当然,跟我去禹州的人中,柳如烟当然也安排了自己的人。
我的人只有梅香,其他还有一个丫鬟,两个小厮,护卫八个,暗卫四个。
这些人中,有些是柳如烟的,有些是白青淮的,反正都不是我的人就是了。
不过没关系,我先去禹州,再慢慢策反他们。
策反不了了,处理了便是。
出门在外,偶尔损失个把下人,最是正常不过的事情了。
我高估我自己了。
我在船上吐得晕头转向的。
此生,我都没想过,坐船是这么痛苦的一件事情。
京城离禹州说不上远,但是也不近,先走陆路,然后走水路。
走一趟,也要个五六天。
坐在马车上的时候,我的身子勉强还撑得住。
但是一到船上,我开始头晕目眩。
站着不是,坐着不是,躺着也不是。
没人告诉过我,晕船竟然这么痛苦。
我把胃都吐空了,还是作呕,一点食欲都没有。
我有些后悔了,我应该把外祖父秘密接到京城的。
何苦要巴巴地跑到禹州去。
外祖父这样走南闯北的生意人,总不会晕船吧。
好痛苦!!
好痛苦!!
我抓着梅珍的手,眉间拧成了川字:“梅珍,有没有什么好的法子,能让我不用晕船?”
梅珍无奈,她也没料到我会晕船。

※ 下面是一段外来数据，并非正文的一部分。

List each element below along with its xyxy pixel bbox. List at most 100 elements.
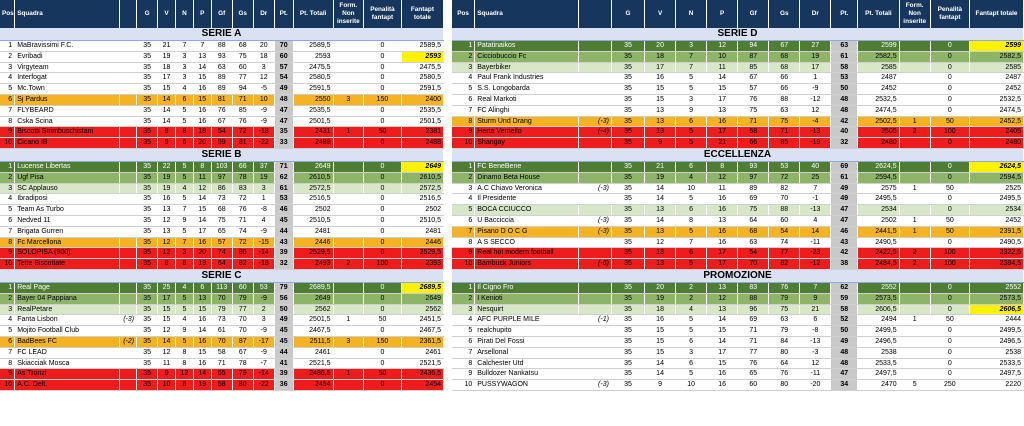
cell-g: 35 — [136, 336, 159, 348]
cell-form: 3 — [333, 94, 365, 106]
column-header: G — [611, 0, 646, 28]
cell-form — [333, 226, 365, 238]
cell-v: 13 — [644, 258, 677, 270]
cell-g: 35 — [611, 116, 646, 128]
cell-v: 9 — [644, 379, 677, 391]
cell-n: 10 — [675, 183, 708, 195]
cell-pos: 5 — [452, 325, 476, 337]
table-row: 7 Arsellonal 35 15 3 17 77 80 -3 48 2538 0 2538 — [452, 347, 1024, 359]
cell-n: 3 — [675, 40, 708, 52]
cell-ft: 2405 — [969, 126, 1024, 139]
cell-penf: 0 — [363, 137, 402, 149]
cell-v: 17 — [157, 293, 176, 305]
cell-dr: 20 — [253, 40, 275, 52]
cell-pos: 8 — [452, 116, 476, 128]
cell-ft: 2501,5 — [401, 116, 445, 128]
cell-tot: 2593 — [293, 51, 334, 63]
cell-gs: 53 — [768, 161, 801, 173]
table-row: 6 Nedved 11 35 12 9 14 75 71 4 45 2510,5 0 2510,5 — [0, 215, 445, 227]
cell-g: 35 — [136, 40, 159, 52]
cell-form — [899, 204, 931, 216]
cell-v: 19 — [644, 293, 677, 305]
cell-pen — [578, 325, 612, 337]
cell-penf: 0 — [363, 105, 402, 117]
table-row: 10 PUSSYWAGON (-3) 35 9 10 16 60 80 -20 34 2470 5 250… — [452, 379, 1024, 391]
cell-pos: 2 — [452, 51, 476, 63]
cell-p: 14 — [193, 325, 212, 337]
cell-v: 14 — [157, 116, 176, 128]
cell-tot: 2599 — [857, 40, 900, 52]
cell-pt: 57 — [274, 62, 294, 74]
cell-gs: 60 — [232, 282, 254, 294]
cell-pos: 6 — [0, 336, 16, 348]
cell-g: 35 — [136, 72, 159, 85]
table-row: 4 AFC PURPLE MILE (-1) 35 16 5 14 69 63 6 52 2494 1 5… — [452, 314, 1024, 327]
column-header: Squadra — [14, 0, 121, 28]
cell-pt: 48 — [830, 105, 859, 117]
column-header: Gf — [737, 0, 770, 28]
cell-pos: 8 — [0, 237, 16, 249]
cell-team: Sturm Und Drang — [474, 116, 579, 128]
cell-ft: 2649 — [401, 293, 445, 305]
cell-n: 4 — [175, 314, 194, 327]
cell-penf: 0 — [930, 137, 971, 149]
league-section-header: PROMOZIONE — [452, 269, 1024, 283]
cell-gs: 78 — [232, 172, 254, 184]
cell-g: 35 — [611, 215, 646, 227]
cell-tot: 2594,5 — [857, 172, 900, 184]
cell-p: 16 — [706, 226, 739, 238]
cell-pos: 5 — [0, 83, 16, 95]
league-title: SERIE B — [0, 148, 444, 162]
table-row: 4 Il Presidente 35 14 5 16 69 70 -1 49 2495,5 0 2495… — [452, 193, 1024, 206]
cell-tot: 2589,5 — [293, 40, 334, 52]
cell-pos: 2 — [0, 293, 16, 305]
cell-gf: 75 — [211, 215, 233, 227]
cell-p: 15 — [193, 72, 212, 85]
table-row: 8 Skiacciak Mosca 35 11 8 16 71 78 -7 41 2521,5 0 25… — [0, 358, 445, 370]
cell-penf: 0 — [363, 83, 402, 95]
table-row: 5 Mc.Town 35 15 4 16 89 94 -5 49 2591,5 0 2591,5 — [0, 83, 445, 95]
cell-pos: 5 — [452, 204, 476, 216]
cell-n: 5 — [675, 368, 708, 381]
cell-gs: 82 — [768, 183, 801, 195]
league-section-header: SERIE D — [452, 28, 1024, 41]
cell-pt: 59 — [830, 293, 859, 305]
cell-penf: 0 — [363, 282, 402, 294]
cell-g: 35 — [136, 94, 159, 106]
cell-p: 13 — [706, 105, 739, 117]
cell-gf: 79 — [211, 304, 233, 316]
cell-form — [899, 193, 931, 206]
cell-ft: 2487 — [969, 72, 1024, 85]
cell-team: Calchester Utd — [474, 358, 579, 370]
cell-n: 6 — [675, 247, 708, 260]
cell-gs: 64 — [768, 358, 801, 370]
cell-dr: -20 — [799, 379, 832, 391]
cell-form — [899, 304, 931, 316]
cell-pos: 2 — [452, 172, 476, 184]
cell-tot: 2591,5 — [293, 83, 334, 95]
column-header: Dr — [253, 0, 275, 28]
cell-ft: 2593 — [401, 51, 445, 63]
cell-penf: 0 — [363, 379, 402, 391]
cell-gf: 71 — [737, 336, 770, 348]
cell-gf: 76 — [737, 94, 770, 106]
cell-gs: 60 — [768, 215, 801, 227]
cell-n: 5 — [675, 258, 708, 270]
cell-p: 16 — [706, 116, 739, 128]
cell-dr: -14 — [253, 247, 275, 260]
cell-tot: 2529,5 — [293, 247, 334, 260]
cell-penf: 0 — [363, 116, 402, 128]
cell-tot: 2452 — [857, 83, 900, 95]
cell-gs: 66 — [768, 72, 801, 85]
cell-v: 14 — [157, 105, 176, 117]
cell-n: 7 — [175, 204, 194, 216]
cell-v: 13 — [644, 126, 677, 139]
cell-v: 13 — [644, 247, 677, 260]
cell-pos: 9 — [452, 368, 476, 381]
table-row: 7 FLYBEARD 35 14 5 16 76 85 -9 47 2535,5 0 2535,5 — [0, 105, 445, 117]
cell-tot: 2585 — [857, 62, 900, 74]
column-header: N — [175, 0, 194, 28]
cell-pen — [578, 137, 612, 149]
table-row: 5 Team As Turbo 35 13 7 15 68 76 -8 46 2502 0 2502 — [0, 204, 445, 216]
cell-pt: 47 — [274, 105, 294, 117]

还晕的这么厉害。
曾经我因为身子不好,经常只能卧在家中。
那这个公子那个小姐说什么泛舟湖上是多么多么有意境的事情。
如今,我只觉得恐怖。
可能公子小姐泛舟湖上和这个正正经经行船赶路应该是不一样的吧。
不然的话,怎么那么多公子小姐都不晕船呢?
梅珍心疼地帮我拍背:“小姐,要不要出去透透气,许是在包厢中待的久了,也会难受。我看了,现在外面是没什么风的,出去透透气不打紧的。”
我觉着梅珍说的对。
说不定看看外面的风景,我能好一点呢。
于是,我在梅珍的搀扶下,一步一步往外面走去。
呼吸到外面的空气,我果真感觉舒服了一些。